Original features: 27
Samples: 903


# REMOVE REDUNDANT FEATURES

In [89]:
# remove obviously redundant features
redundant = {
    'Source',
    'temperature_2m_min', 'temperature_2m_max',
    'elev_min', 'elev_max',
    'slope_min', 'slope_max',
    'state', 'district',
    'lat', 'lon'
}

# drop the columns
X_reduced = X.drop(redundant, axis=1)
print(f"Features after manual removal: {X_reduced.shape[1]}")

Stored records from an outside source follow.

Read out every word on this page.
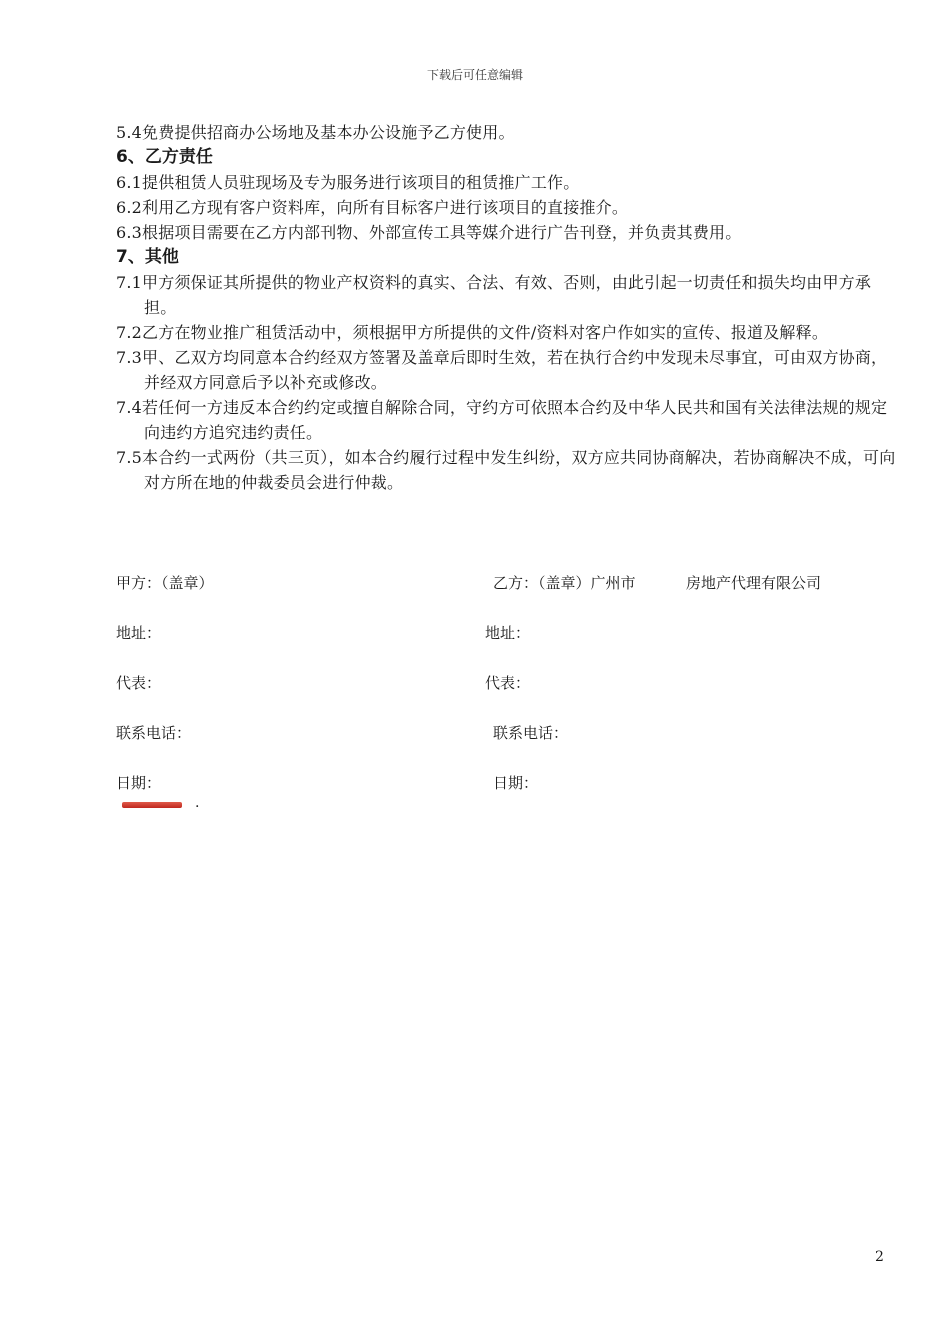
下载后可任意编辑
5.4免费提供招商办公场地及基本办公设施予乙方使用。
6、乙方责任
6.1提供租赁人员驻现场及专为服务进行该项目的租赁推广工作。
6.2利用乙方现有客户资料库，向所有目标客户进行该项目的直接推介。
6.3根据项目需要在乙方内部刊物、外部宣传工具等媒介进行广告刊登，并负责其费用。
7、其他
7.1甲方须保证其所提供的物业产权资料的真实、合法、有效、否则，由此引起一切责任和损失均由甲方承担。
7.2乙方在物业推广租赁活动中，须根据甲方所提供的文件/资料对客户作如实的宣传、报道及解释。
7.3甲、乙双方均同意本合约经双方签署及盖章后即时生效，若在执行合约中发现未尽事宜，可由双方协商，并经双方同意后予以补充或修改。
7.4若任何一方违反本合约约定或擅自解除合同，守约方可依照本合约及中华人民共和国有关法律法规的规定向违约方追究违约责任。
7.5本合约一式两份（共三页），如本合约履行过程中发生纠纷，双方应共同协商解决，若协商解决不成，可向对方所在地的仲裁委员会进行仲裁。
甲方：（盖章）	乙方：（盖章）广州市	房地产代理有限公司
地址：	地址：
代表：	代表：
联系电话：	联系电话：
日期：	日期：
.
2
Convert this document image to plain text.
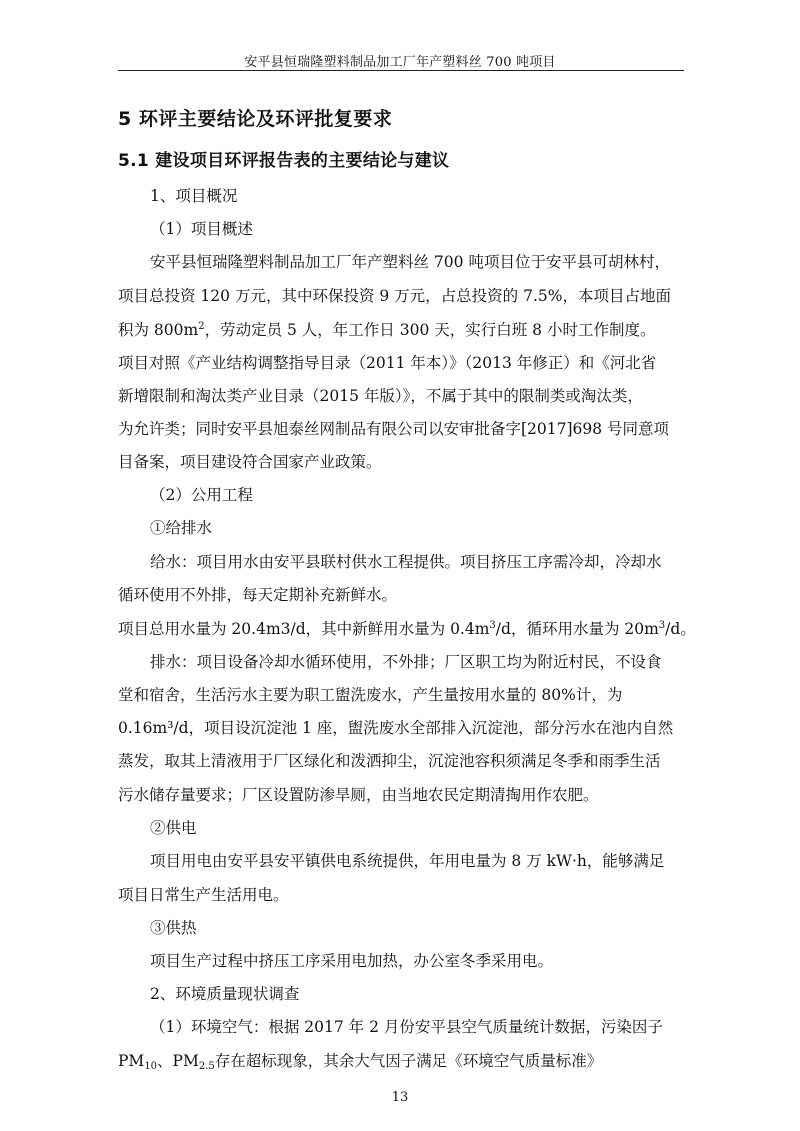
安平县恒瑞隆塑料制品加工厂年产塑料丝 700 吨项目
5 环评主要结论及环评批复要求
5.1 建设项目环评报告表的主要结论与建议
1、项目概况
（1）项目概述
安平县恒瑞隆塑料制品加工厂年产塑料丝 700 吨项目位于安平县可胡林村，
项目总投资 120 万元，其中环保投资 9 万元，占总投资的 7.5%，本项目占地面
积为 $800m^2$，劳动定员 5 人，年工作日 300 天，实行白班 8 小时工作制度。
项目对照《产业结构调整指导目录（2011 年本）》（2013 年修正）和《河北省
新增限制和淘汰类产业目录（2015 年版）》，不属于其中的限制类或淘汰类，
为允许类；同时安平县旭泰丝网制品有限公司以安审批备字[2017]698 号同意项
目备案，项目建设符合国家产业政策。
（2）公用工程
①给排水
给水：项目用水由安平县联村供水工程提供。项目挤压工序需冷却，冷却水
循环使用不外排，每天定期补充新鲜水。
项目总用水量为 20.4m3/d，其中新鲜用水量为 $0.4m^3/d$，循环用水量为 $20m^3/d$。
排水：项目设备冷却水循环使用，不外排；厂区职工均为附近村民，不设食
堂和宿舍，生活污水主要为职工盥洗废水，产生量按用水量的 80%计，为
0.16m³/d，项目设沉淀池 1 座，盥洗废水全部排入沉淀池，部分污水在池内自然
蒸发，取其上清液用于厂区绿化和泼洒抑尘，沉淀池容积须满足冬季和雨季生活
污水储存量要求；厂区设置防渗旱厕，由当地农民定期清掏用作农肥。
②供电
项目用电由安平县安平镇供电系统提供，年用电量为 8 万 kW·h，能够满足
项目日常生产生活用电。
③供热
项目生产过程中挤压工序采用电加热，办公室冬季采用电。
2、环境质量现状调查
（1）环境空气：根据 2017 年 2 月份安平县空气质量统计数据，污染因子
$PM_{10}$、$PM_{2.5}$存在超标现象，其余大气因子满足《环境空气质量标准》
13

Features after manual removal: 16


In [90]:
# CORRELATION-BASED REMOVAL
def remove_correlated_features(df, threshold=0.85):
    """Remove highly correlated features"""
    # Only use numeric columns
    numeric_cols = df.select_dtypes(include=[np.number]).columns
    corr_matrix = df[numeric_cols].corr().abs()
    
    # Find features to remove
    upper_triangle = corr_matrix.where(
        np.triu(np.ones(corr_matrix.shape), k=1).astype(bool)
    )
    
    to_remove = [column for column in upper_triangle.columns 
                if any(upper_triangle[column] > threshold)]
    
    return to_remove, corr_matrix

correlated_features, corr_matrix = remove_correlated_features(X_reduced, threshold=0.85)

print(f"🔍 Highly correlated features to remove (correlation > 0.85):")
for feature in correlated_features:
    print(f"   - {feature}")

🔍 Highly correlated features to remove (correlation > 0.85):
   - shortwave_radiation_sum
   - slope_mean
   - OM (%)


In [91]:
# remove the highly correlated features 
X_reduced = X_reduced.drop(columns=correlated_features)
print(f"Features after correlation removal: {X_reduced.shape[1]}")

Features after correlation removal: 13


# ENCODE CATEGORICAL VARIABLES

In [92]:
X_processed = X_reduced.copy()

# Identify categorical columns
categorical_cols = X_processed.select_dtypes(include=['object']).columns.tolist()
print(f"Categorical columns: {categorical_cols}")

# Encode categorical variables
label_encoders = {}
for col in categorical_cols:
    le = LabelEncoder()
    X_processed[col] = le.fit_transform(X_processed[col].astype(str))
    label_encoders[col] = le

# Handle missing values
X_processed = X_processed.fillna(X_processed.median())

print(f"Final preprocessed features: {X_processed.shape[1]}")

Categorical columns: ['crop_type', 'Land Use']
Final preprocessed features: 13